Back by popular demand for the ninth year, Yachad | Jewish Disabilities Integation/the National Jewish Council for Disabilities (NJCD) and Our Way are offering a PowerPoint presentation of Megillat Esther for Purim, to help foster the Inclusion of individuals with a variety of challenges.
This year, Purim falls on Sunday, February 24, with the Megillah being read Saturday night, February 23 as well.
Yachad/NJCD and Our Way are agencies of the Orthodox Union, which provide unique social, educational and recreational programs for individuals with learning, developmental and physical disabilities with the goal of their Inclusion in the total life of the Jewish community. Our Way especially provides resources, services, and social programming for the Jewish deaf and hard of hearing.
Batya Jacob, Director of Educational Support Services of Yachad, stated, “Once again Yachad/NJCD is presenting the Megillat Esther PowerPoint. Close to 200 synagogues in North America, Israel and England have already requested the DVD. This engaging program, with Hebrew and English side-by-side, used in conjunction with the Megillah reading in synagogue, allows individuals with hearing challenges, visual challenges, attention deficits, the elderly, and children of all ages to easily participate in their communities’ celebration of the holiday of Purim.”
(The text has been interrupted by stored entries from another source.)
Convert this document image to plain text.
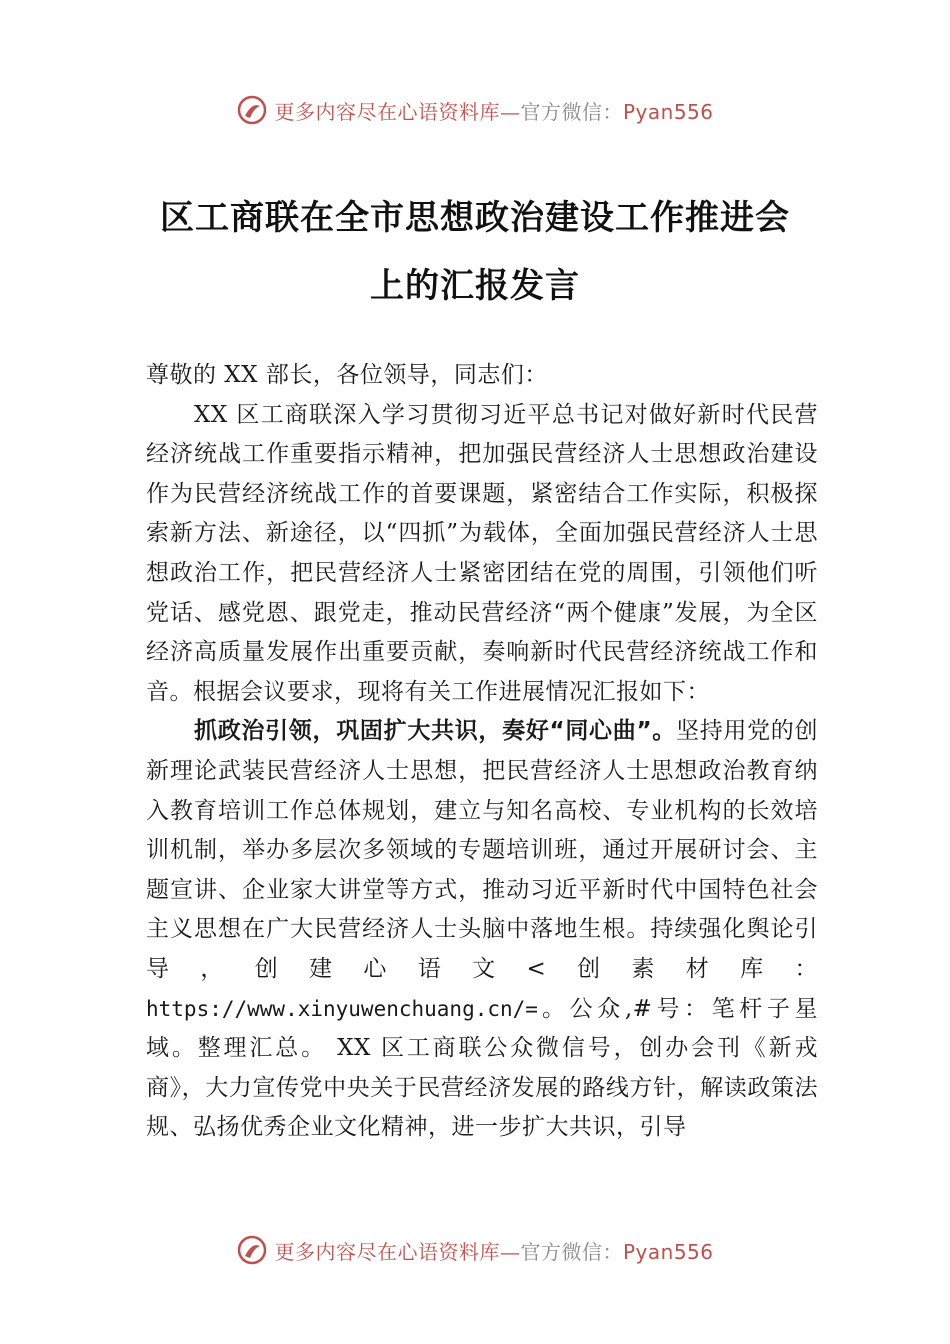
更多内容尽在心语资料库—官方微信：Pyan556
区工商联在全市思想政治建设工作推进会
上的汇报发言

尊敬的 XX 部长，各位领导，同志们：

XX 区工商联深入学习贯彻习近平总书记对做好新时代民营经济统战工作重要指示精神，把加强民营经济人士思想政治建设作为民营经济统战工作的首要课题，紧密结合工作实际，积极探索新方法、新途径，以“四抓”为载体，全面加强民营经济人士思想政治工作，把民营经济人士紧密团结在党的周围，引领他们听党话、感党恩、跟党走，推动民营经济“两个健康”发展，为全区经济高质量发展作出重要贡献，奏响新时代民营经济统战工作和音。根据会议要求，现将有关工作进展情况汇报如下：

抓政治引领，巩固扩大共识，奏好“同心曲”。坚持用党的创新理论武装民营经济人士思想，把民营经济人士思想政治教育纳入教育培训工作总体规划，建立与知名高校、专业机构的长效培训机制，举办多层次多领域的专题培训班，通过开展研讨会、主题宣讲、企业家大讲堂等方式，推动习近平新时代中国特色社会主义思想在广大民营经济人士头脑中落地生根。持续强化舆论引导，创建心语文<创素材库：https://www.xinyuwenchuang.cn/=。公众,#号：笔杆子星域。整理汇总。 XX 区工商联公众微信号，创办会刊《新戎商》，大力宣传党中央关于民营经济发展的路线方针，解读政策法规、弘扬优秀企业文化精神，进一步扩大共识，引导

更多内容尽在心语资料库—官方微信：Pyan556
This year, Yachad has collaborated with the OU’s Seif Jewish Learning Initiative on Campus (JLIC) program to bring the PowerPoint Megillah to college students. Special programming will be presented at Johns Hopkins, Rutgers University, University of Massachusetts-Amherst, Yale; and as a joint event by the University of Toronto and York University in Canada. The JLIC at UCLA and Los Angeles Yachad will be hosting a special Purim party, including the PowerPoint Megillah presentation. Additionally, Mount Sinai Medical Center in New York will be offering the PowerPoint Megillah for select patients.
All a synagogue needs is a laptop with a projector and a screen where the disc is shown. The mouse of the computer serves as the place keeper on the screen. Text becomes color-coded for easier participation – blue text for when words should be read aloud, red text to emphasis the mention of Haman. Graphics are included, along with an option for synagogues to insert their own graphics to accompany the Purim story, allowing for an even more interactive experience.